Clinical Manifestations and Diagnosis

The early days of onset of most arboviral infections are usually accompanied by fevers, aching, and general malaise, and cannot be distinguished from early stages of other very common diseases such as influenza, malaria, measles, pneumonias, meningitis, other respiratory afflictions, and even Lassa fever and smallpox. As diseases progress in their course, specific later manifestations may provide aid in differential diagnosis. Such specific manifestations include rashes, eruptions, nausea and vomiting, diarrhea, cough, and encephalitis.

Sporadic cases in a population may be quite impossible to diagnose specifically. But as epidemics progress, specific features may appear and provide the clue to diagnosis. Malaria in the tropics and influenza in temperate regions and the tropics serve as "coverup" or "umbrella" diagnoses that often block out recognition of arbovirus illness.
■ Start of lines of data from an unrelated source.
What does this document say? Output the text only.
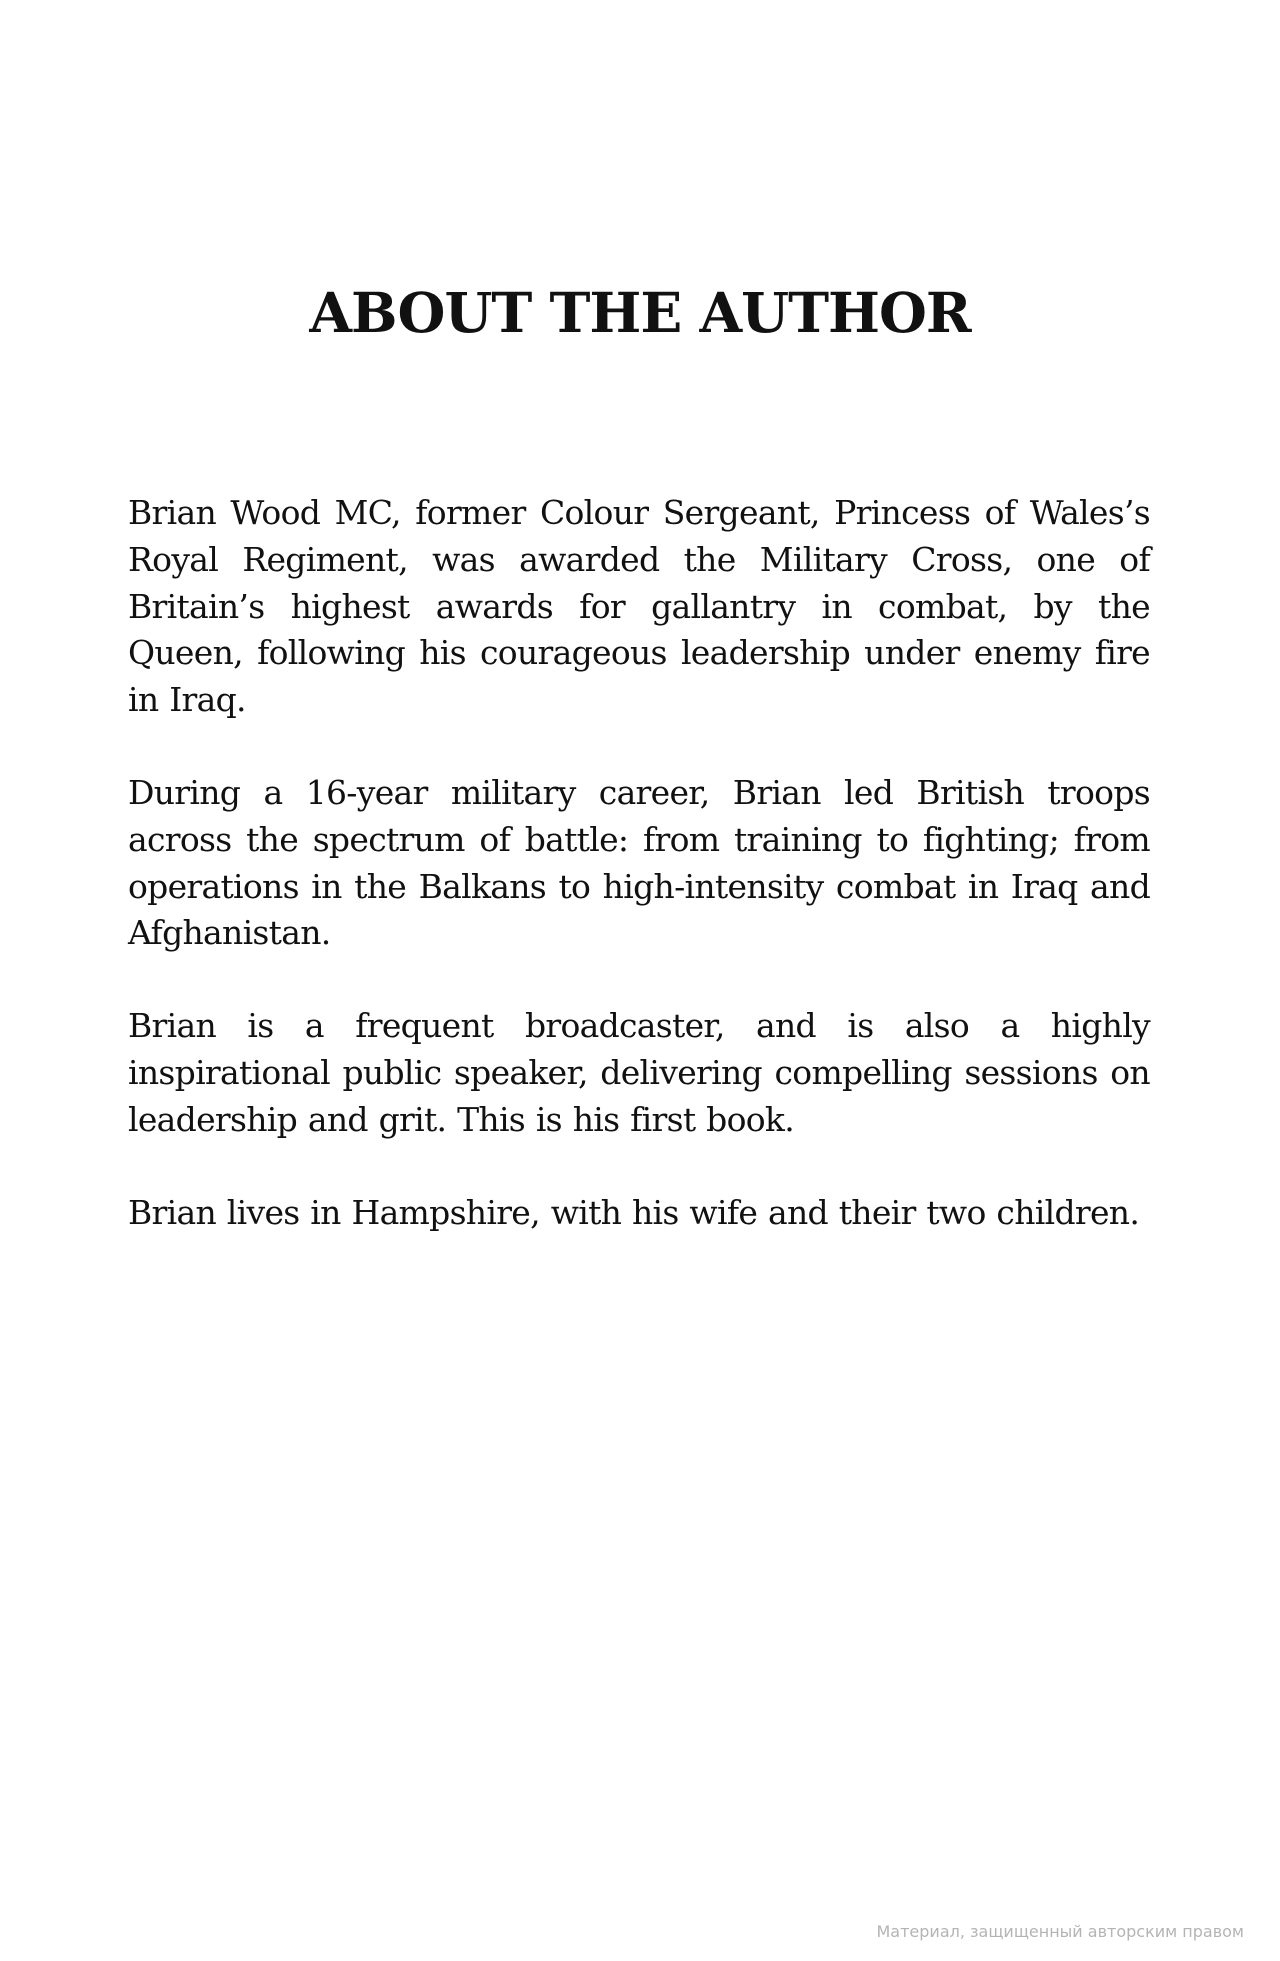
ABOUT THE AUTHOR

Brian Wood MC, former Colour Sergeant, Princess of Wales’s Royal Regiment, was awarded the Military Cross, one of Britain’s highest awards for gallantry in combat, by the Queen, following his courageous leadership under enemy fire in Iraq.

During a 16-year military career, Brian led British troops across the spectrum of battle: from training to fighting; from operations in the Balkans to high-intensity combat in Iraq and Afghanistan.

Brian is a frequent broadcaster, and is also a highly inspirational public speaker, delivering compelling sessions on leadership and grit. This is his first book.

Brian lives in Hampshire, with his wife and their two children.

Материал, защищенный авторским правом
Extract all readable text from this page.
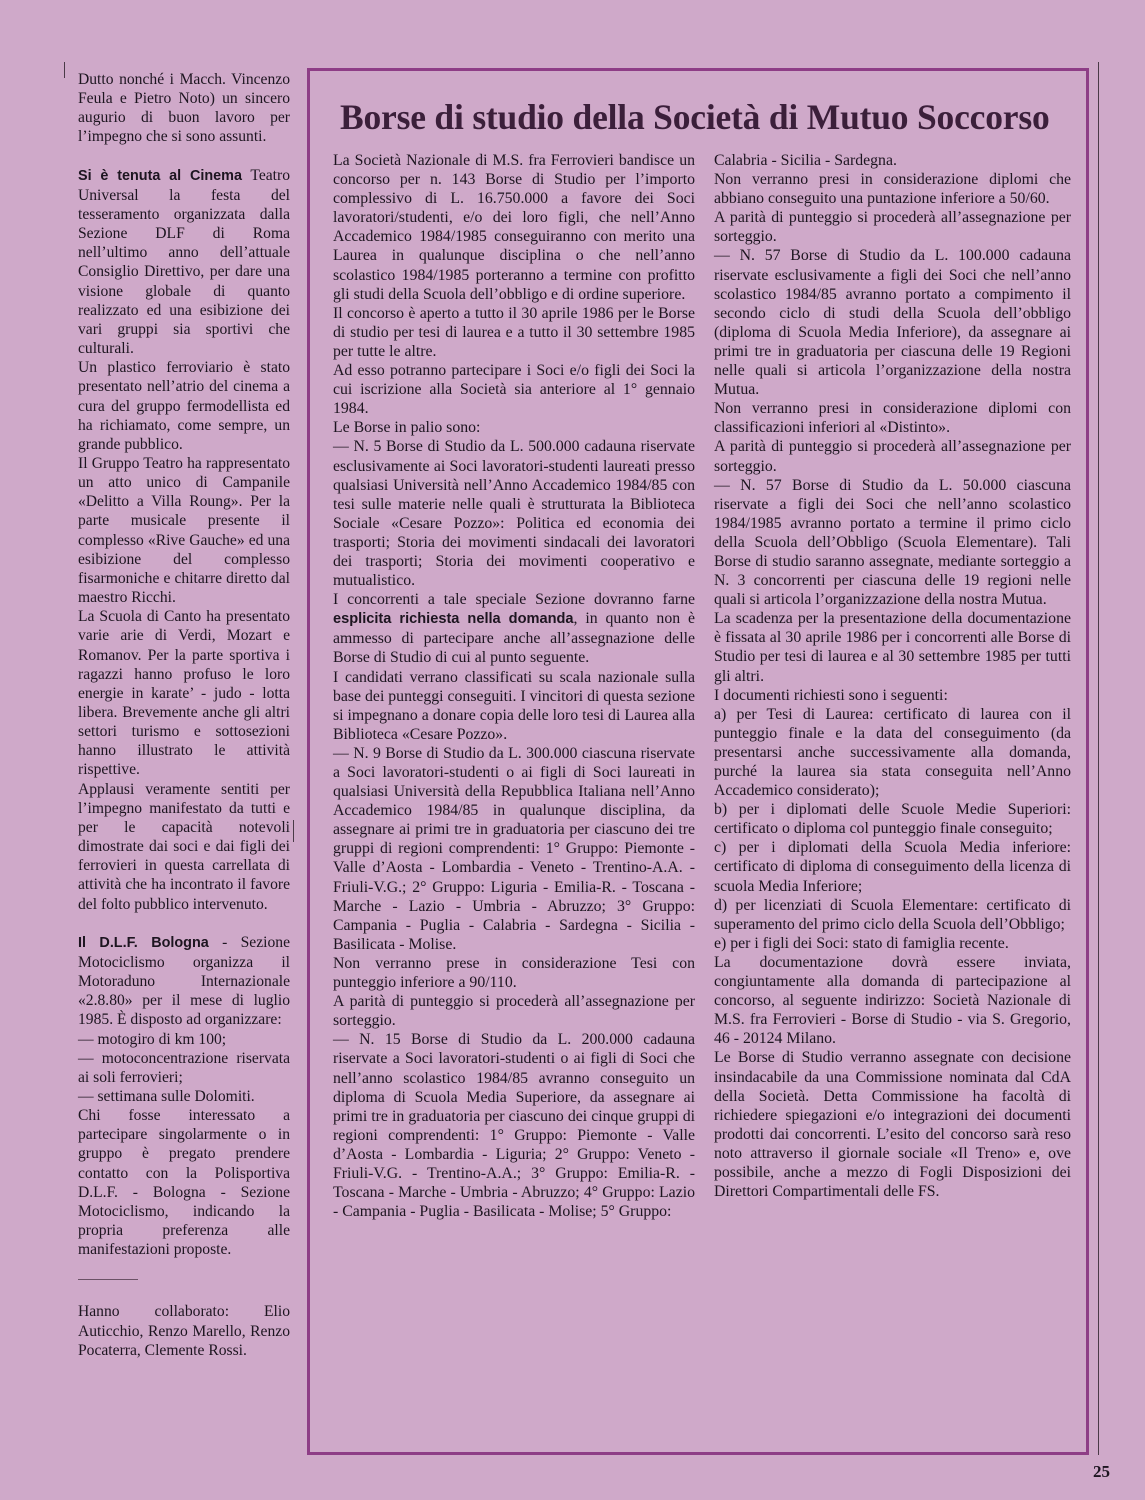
Dutto nonché i Macch. Vincenzo Feula e Pietro Noto) un sincero augurio di buon lavoro per l’impegno che si sono assunti.

Si è tenuta al Cinema Teatro Universal la festa del tesseramento organizzata dalla Sezione DLF di Roma nell’ultimo anno dell’attuale Consiglio Direttivo, per dare una visione globale di quanto realizzato ed una esibizione dei vari gruppi sia sportivi che culturali.

Un plastico ferroviario è stato presentato nell’atrio del cinema a cura del gruppo fermodellista ed ha richiamato, come sempre, un grande pubblico.

Il Gruppo Teatro ha rappresentato un atto unico di Campanile «Delitto a Villa Roung». Per la parte musicale presente il complesso «Rive Gauche» ed una esibizione del complesso fisarmoniche e chitarre diretto dal maestro Ricchi.

La Scuola di Canto ha presentato varie arie di Verdi, Mozart e Romanov. Per la parte sportiva i ragazzi hanno profuso le loro energie in karate’ - judo - lotta libera. Brevemente anche gli altri settori turismo e sottosezioni hanno illustrato le attività rispettive.

Applausi veramente sentiti per l’impegno manifestato da tutti e per le capacità notevoli dimostrate dai soci e dai figli dei ferrovieri in questa carrellata di attività che ha incontrato il favore del folto pubblico intervenuto.

Il D.L.F. Bologna - Sezione Motociclismo organizza il Motoraduno Internazionale «2.8.80» per il mese di luglio 1985. È disposto ad organizzare:

— motogiro di km 100;

— motoconcentrazione riservata ai soli ferrovieri;

— settimana sulle Dolomiti.

Chi fosse interessato a partecipare singolarmente o in gruppo è pregato prendere contatto con la Polisportiva D.L.F. - Bologna - Sezione Motociclismo, indicando la propria preferenza alle manifestazioni proposte.

Hanno collaborato: Elio Auticchio, Renzo Marello, Renzo Pocaterra, Clemente Rossi.

Borse di studio della Società di Mutuo Soccorso

La Società Nazionale di M.S. fra Ferrovieri bandisce un concorso per n. 143 Borse di Studio per l’importo complessivo di L. 16.750.000 a favore dei Soci lavoratori/studenti, e/o dei loro figli, che nell’Anno Accademico 1984/1985 conseguiranno con merito una Laurea in qualunque disciplina o che nell’anno scolastico 1984/1985 porteranno a termine con profitto gli studi della Scuola dell’obbligo e di ordine superiore.

Il concorso è aperto a tutto il 30 aprile 1986 per le Borse di studio per tesi di laurea e a tutto il 30 settembre 1985 per tutte le altre.

Ad esso potranno partecipare i Soci e/o figli dei Soci la cui iscrizione alla Società sia anteriore al 1° gennaio 1984.

Le Borse in palio sono:

— N. 5 Borse di Studio da L. 500.000 cadauna riservate esclusivamente ai Soci lavoratori-studenti laureati presso qualsiasi Università nell’Anno Accademico 1984/85 con tesi sulle materie nelle quali è strutturata la Biblioteca Sociale «Cesare Pozzo»: Politica ed economia dei trasporti; Storia dei movimenti sindacali dei lavoratori dei trasporti; Storia dei movimenti cooperativo e mutualistico.

I concorrenti a tale speciale Sezione dovranno farne esplicita richiesta nella domanda, in quanto non è ammesso di partecipare anche all’assegnazione delle Borse di Studio di cui al punto seguente.

I candidati verrano classificati su scala nazionale sulla base dei punteggi conseguiti. I vincitori di questa sezione si impegnano a donare copia delle loro tesi di Laurea alla Biblioteca «Cesare Pozzo».

— N. 9 Borse di Studio da L. 300.000 ciascuna riservate a Soci lavoratori-studenti o ai figli di Soci laureati in qualsiasi Università della Repubblica Italiana nell’Anno Accademico 1984/85 in qualunque disciplina, da assegnare ai primi tre in graduatoria per ciascuno dei tre gruppi di regioni comprendenti: 1° Gruppo: Piemonte - Valle d’Aosta - Lombardia - Veneto - Trentino-A.A. - Friuli-V.G.; 2° Gruppo: Liguria - Emilia-R. - Toscana - Marche - Lazio - Umbria - Abruzzo; 3° Gruppo: Campania - Puglia - Calabria - Sardegna - Sicilia - Basilicata - Molise.

Non verranno prese in considerazione Tesi con punteggio inferiore a 90/110.

A parità di punteggio si procederà all’assegnazione per sorteggio.

— N. 15 Borse di Studio da L. 200.000 cadauna riservate a Soci lavoratori-studenti o ai figli di Soci che nell’anno scolastico 1984/85 avranno conseguito un diploma di Scuola Media Superiore, da assegnare ai primi tre in graduatoria per ciascuno dei cinque gruppi di regioni comprendenti: 1° Gruppo: Piemonte - Valle d’Aosta - Lombardia - Liguria; 2° Gruppo: Veneto - Friuli-V.G. - Trentino-A.A.; 3° Gruppo: Emilia-R. - Toscana - Marche - Umbria - Abruzzo; 4° Gruppo: Lazio - Campania - Puglia - Basilicata - Molise; 5° Gruppo:

Calabria - Sicilia - Sardegna.

Non verranno presi in considerazione diplomi che abbiano conseguito una puntazione inferiore a 50/60.

A parità di punteggio si procederà all’assegnazione per sorteggio.

— N. 57 Borse di Studio da L. 100.000 cadauna riservate esclusivamente a figli dei Soci che nell’anno scolastico 1984/85 avranno portato a compimento il secondo ciclo di studi della Scuola dell’obbligo (diploma di Scuola Media Inferiore), da assegnare ai primi tre in graduatoria per ciascuna delle 19 Regioni nelle quali si articola l’organizzazione della nostra Mutua.

Non verranno presi in considerazione diplomi con classificazioni inferiori al «Distinto».

A parità di punteggio si procederà all’assegnazione per sorteggio.

— N. 57 Borse di Studio da L. 50.000 ciascuna riservate a figli dei Soci che nell’anno scolastico 1984/1985 avranno portato a termine il primo ciclo della Scuola dell’Obbligo (Scuola Elementare). Tali Borse di studio saranno assegnate, mediante sorteggio a N. 3 concorrenti per ciascuna delle 19 regioni nelle quali si articola l’organizzazione della nostra Mutua.

La scadenza per la presentazione della documentazione è fissata al 30 aprile 1986 per i concorrenti alle Borse di Studio per tesi di laurea e al 30 settembre 1985 per tutti gli altri.

I documenti richiesti sono i seguenti:

a) per Tesi di Laurea: certificato di laurea con il punteggio finale e la data del conseguimento (da presentarsi anche successivamente alla domanda, purché la laurea sia stata conseguita nell’Anno Accademico considerato);

b) per i diplomati delle Scuole Medie Superiori: certificato o diploma col punteggio finale conseguito;

c) per i diplomati della Scuola Media inferiore: certificato di diploma di conseguimento della licenza di scuola Media Inferiore;

d) per licenziati di Scuola Elementare: certificato di superamento del primo ciclo della Scuola dell’Obbligo;

e) per i figli dei Soci: stato di famiglia recente.

La documentazione dovrà essere inviata, congiuntamente alla domanda di partecipazione al concorso, al seguente indirizzo: Società Nazionale di M.S. fra Ferrovieri - Borse di Studio - via S. Gregorio, 46 - 20124 Milano.

Le Borse di Studio verranno assegnate con decisione insindacabile da una Commissione nominata dal CdA della Società. Detta Commissione ha facoltà di richiedere spiegazioni e/o integrazioni dei documenti prodotti dai concorrenti. L’esito del concorso sarà reso noto attraverso il giornale sociale «Il Treno» e, ove possibile, anche a mezzo di Fogli Disposizioni dei Direttori Compartimentali delle FS.

25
Definitive diagnosis demands the assistance of experienced virologists working in adequate laboratory diagnostic facilities. There exist only a few dozen such facilities in the world, supported by the World Health Organization, governments, armed forces military establishments, and, in a few instances, private philanthropy. Such laboratories usually combine laboratory diagnostic methodology and facilities for carrying out field epidemiological studies.

Specific diagnosis can only rarely benefit the patient, but is of vital importance in alerting health departments of the presence of a potentially threatening epidemic. Appropriate control procedures directed at the vectors can then be applied on an emergency basis. In the special case of yellow fever, mass immunization of exposed populations can successfully halt an epidemic in its tracks. Such an immunization campaign is usually combined with emergency mosquito control.